Wie soll die Grundsteuer künftig ermittelt werden?

Nach dem Modell von Finanzminister Scholz soll für die künftige Berechnung neben dem Boden- auch der durchschnittliche Mietwert einer Immobilie ermittelt werden. Dagegen laufen Wirtschafts- und Verbraucherverbände in NRW Sturm. In einer gemeinsamen Erklärung fordern Handwerk, IHK, Unternehmerverband, Bund der Steuerzahler und Haus & Grund eine Lösung, die nur die Grundstücks- und Gebäudefläche berücksichtigt. Das Scholz-Modell lehnen die Verbände als zu kompliziert und unberechenbar ab. Eine Lösung, die sich nur an Gebäude- und Grundstücksflächen ausrichte, sei für Finanzverwaltung und Steuerpflichtige „deutlich weniger aufwendig und berge keine unkalkulierbare Belastungsdynamik“.

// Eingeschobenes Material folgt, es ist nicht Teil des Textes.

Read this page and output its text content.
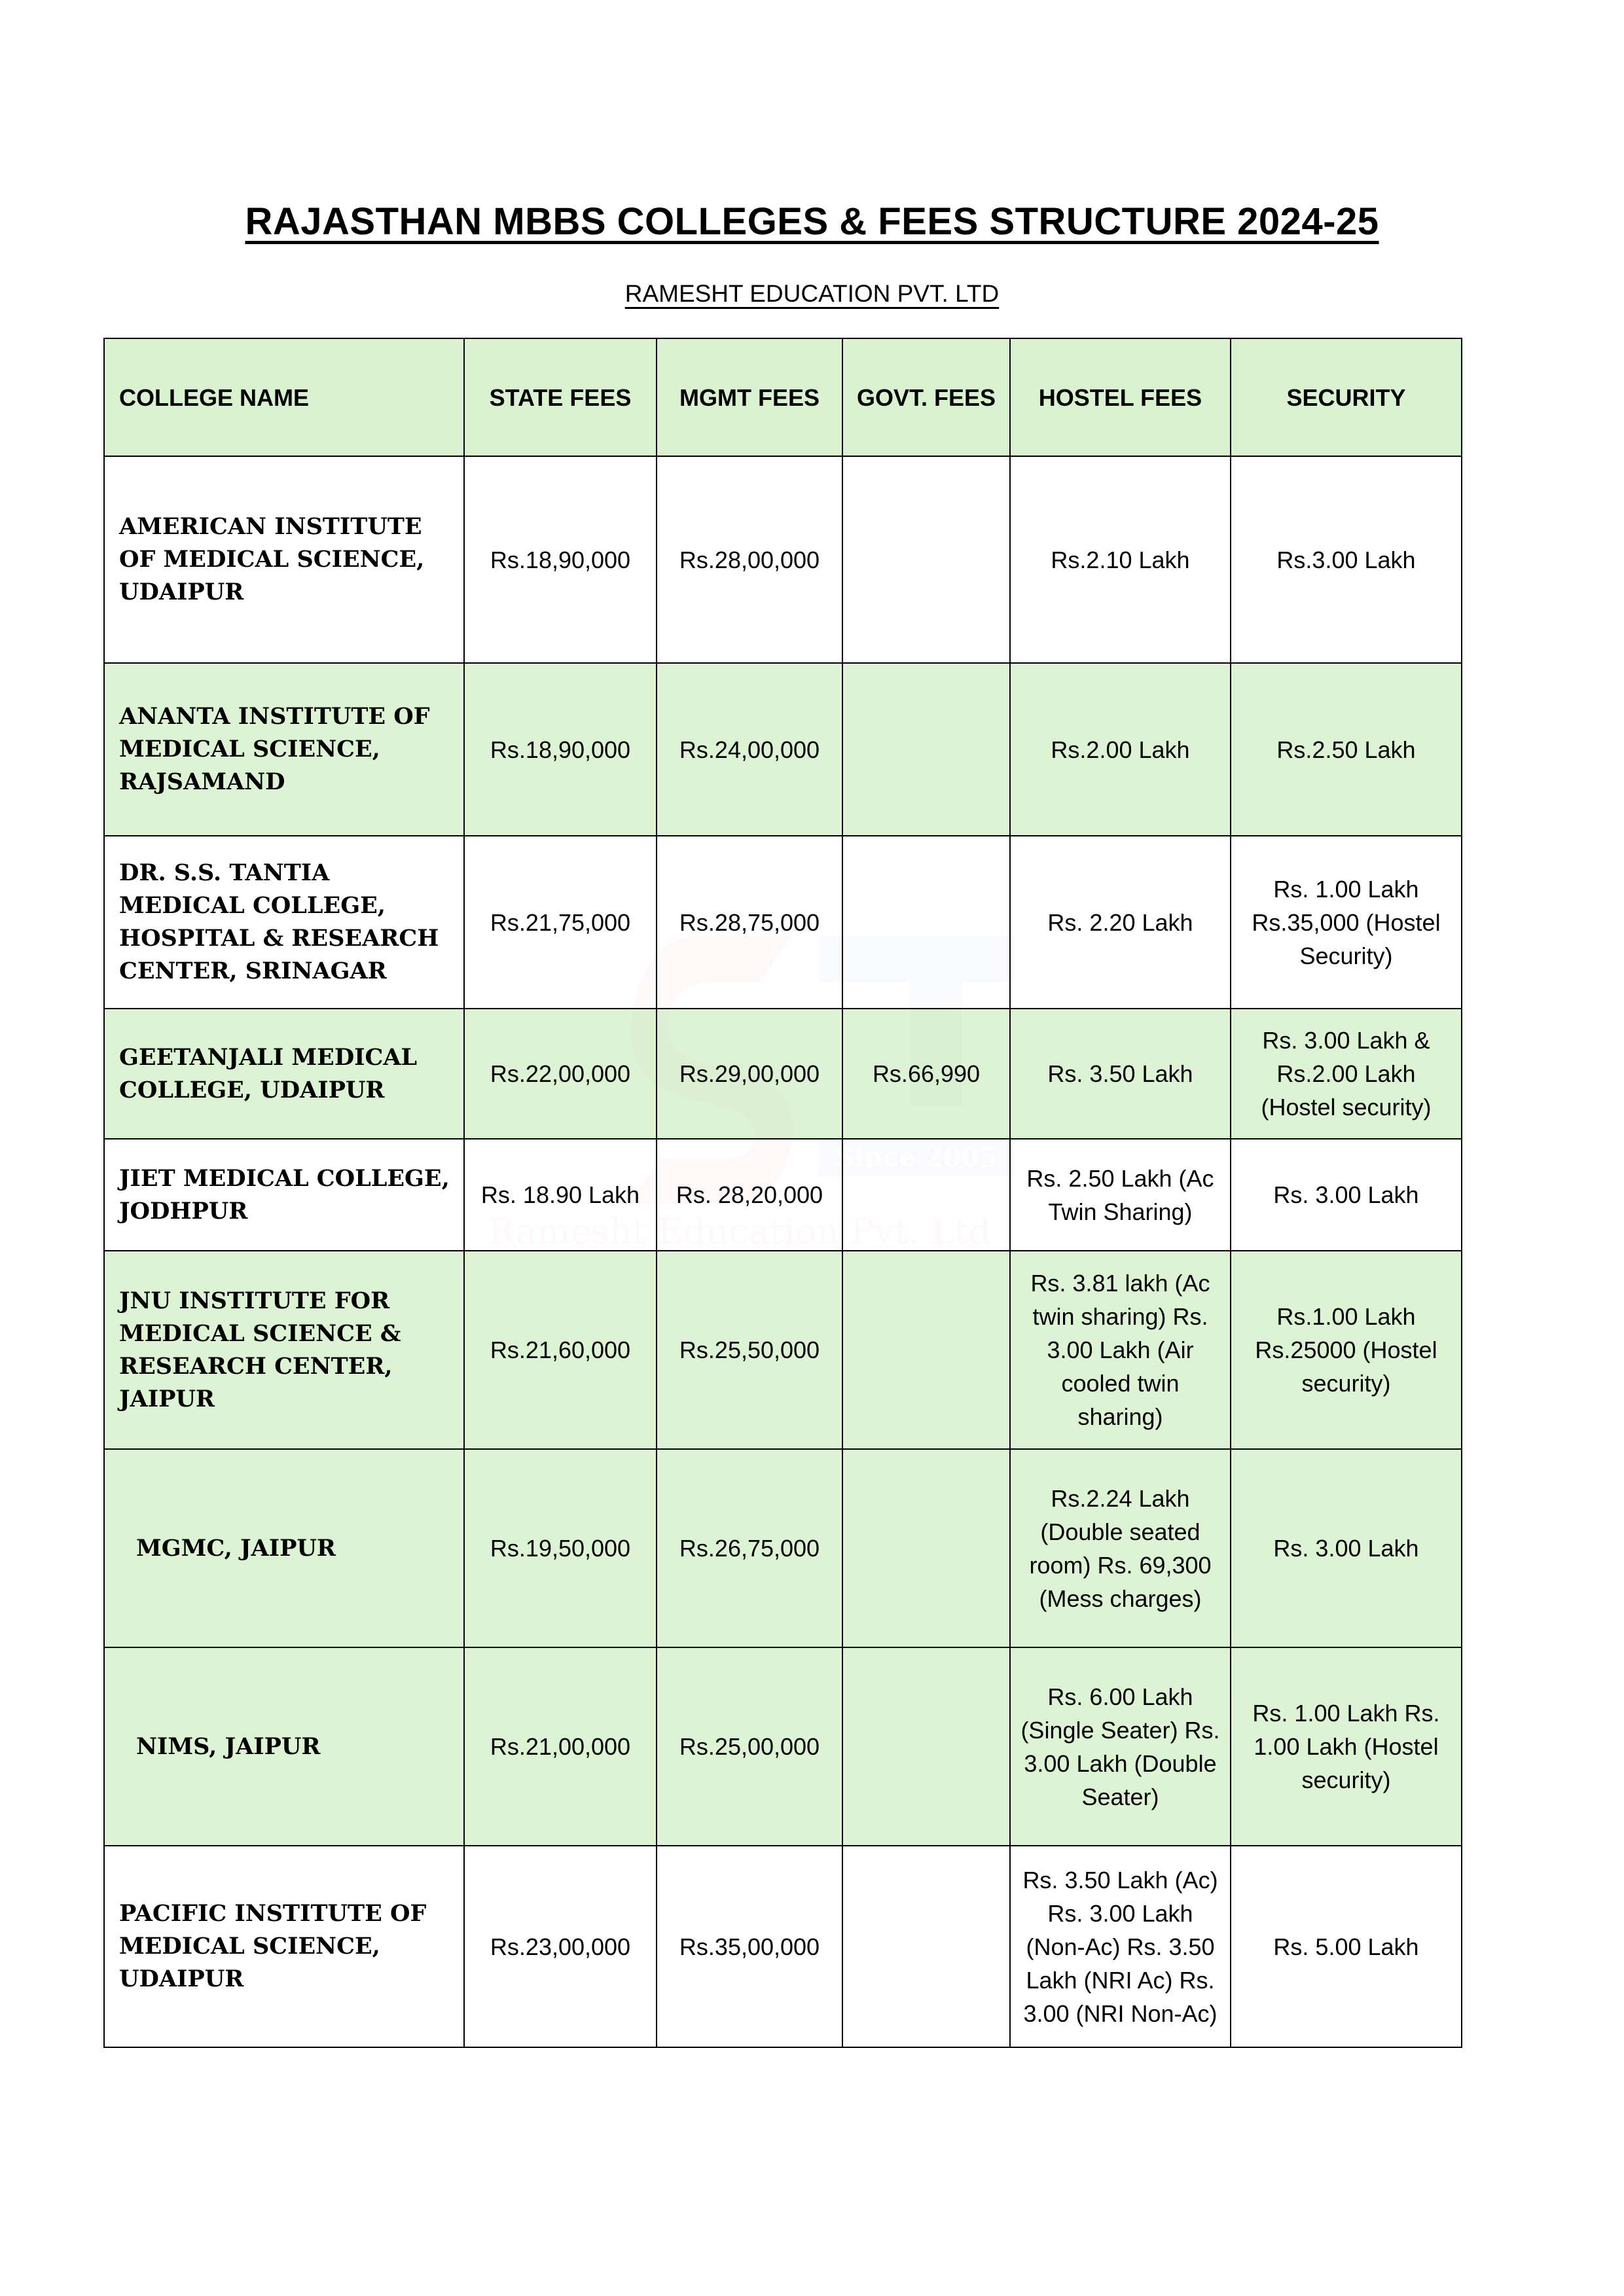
RAJASTHAN MBBS COLLEGES & FEES STRUCTURE 2024-25
RAMESHT EDUCATION PVT. LTD
COLLEGE NAME	STATE FEES	MGMT FEES	GOVT. FEES	HOSTEL FEES	SECURITY
AMERICAN INSTITUTE OF MEDICAL SCIENCE, UDAIPUR	Rs.18,90,000	Rs.28,00,000		Rs.2.10 Lakh	Rs.3.00 Lakh
ANANTA INSTITUTE OF MEDICAL SCIENCE, RAJSAMAND	Rs.18,90,000	Rs.24,00,000		Rs.2.00 Lakh	Rs.2.50 Lakh
DR. S.S. TANTIA MEDICAL COLLEGE, HOSPITAL & RESEARCH CENTER, SRINAGAR	Rs.21,75,000	Rs.28,75,000		Rs. 2.20 Lakh	Rs. 1.00 Lakh Rs.35,000 (Hostel Security)
GEETANJALI MEDICAL COLLEGE, UDAIPUR	Rs.22,00,000	Rs.29,00,000	Rs.66,990	Rs. 3.50 Lakh	Rs. 3.00 Lakh & Rs.2.00 Lakh (Hostel security)
JIET MEDICAL COLLEGE, JODHPUR	Rs. 18.90 Lakh	Rs. 28,20,000		Rs. 2.50 Lakh (Ac Twin Sharing)	Rs. 3.00 Lakh
JNU INSTITUTE FOR MEDICAL SCIENCE & RESEARCH CENTER, JAIPUR	Rs.21,60,000	Rs.25,50,000		Rs. 3.81 lakh (Ac twin sharing) Rs. 3.00 Lakh (Air cooled twin sharing)	Rs.1.00 Lakh Rs.25000 (Hostel security)
MGMC, JAIPUR	Rs.19,50,000	Rs.26,75,000		Rs.2.24 Lakh (Double seated room) Rs. 69,300 (Mess charges)	Rs. 3.00 Lakh
NIMS, JAIPUR	Rs.21,00,000	Rs.25,00,000		Rs. 6.00 Lakh (Single Seater) Rs. 3.00 Lakh (Double Seater)	Rs. 1.00 Lakh Rs. 1.00 Lakh (Hostel security)
PACIFIC INSTITUTE OF MEDICAL SCIENCE, UDAIPUR	Rs.23,00,000	Rs.35,00,000		Rs. 3.50 Lakh (Ac) Rs. 3.00 Lakh (Non-Ac) Rs. 3.50 Lakh (NRI Ac) Rs. 3.00 (NRI Non-Ac)	Rs. 5.00 Lakh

Im Ruhrgebiet sind die Grundsteuersätze besonders hoch

Was bedeutet die Reform für die Bürger?

Was auf Mieter, die die Grundsteuer anteilig über ihre Nebenkosten bezahlen, sowie Haus- und Wohnungseigentümer zukommt, ist noch völlig unklar. Sicher ist: Die Verteilung der Grundsteuerlast in Deutschland wird sich deutlich verschieben. Die Reform soll zwar aufkommensneutral sein. Das aber heißt nur, dass die Gesamtsumme von rund 14 Milliarden gleich bleibt, nicht aber das individuelle Aufkommen. Nach einer Modellrechnung der Hamburger Finanzbehörde könnte die Reform vor allem bei älteren Gebäuden und Einfamilienhäusern zu spürbaren Mehrbelastungen für Hausbesitzer und Mieter führen – besonders beim Wertemodell des Bundes. Teilweise verzehnfachten sich die Sätze. Brisant: Die Hamburger kamen zu dem Ergebnis, dass die große Bandbreite der Abweichungen durch Hebesatzanpassungen der Kommune bei gleichbleibendem Gesamtaufkommen nicht ausgeglichen werden kann.

Info:

Das Ruhrgebiet gilt in Sachen Grundbesitzabgaben als Hochsteuerregion. Aus reiner Finanznot und zum Ärger vieler Bürger haben einige Revierstädte die so genannten Grundsteuer-Hebesätze in den vergangenen Jahren drastisch angehoben. Duisburg (855 Punkte), Mülheim (890 Punkte) und Witten (910 Punkte) gehören in dieser Disziplin bundesweit zur Spitzengruppe. Düsseldorf hingegen kann es sich leisten, den Hebesatz seit Jahren unverändert bei 440 Punkten zu belassen.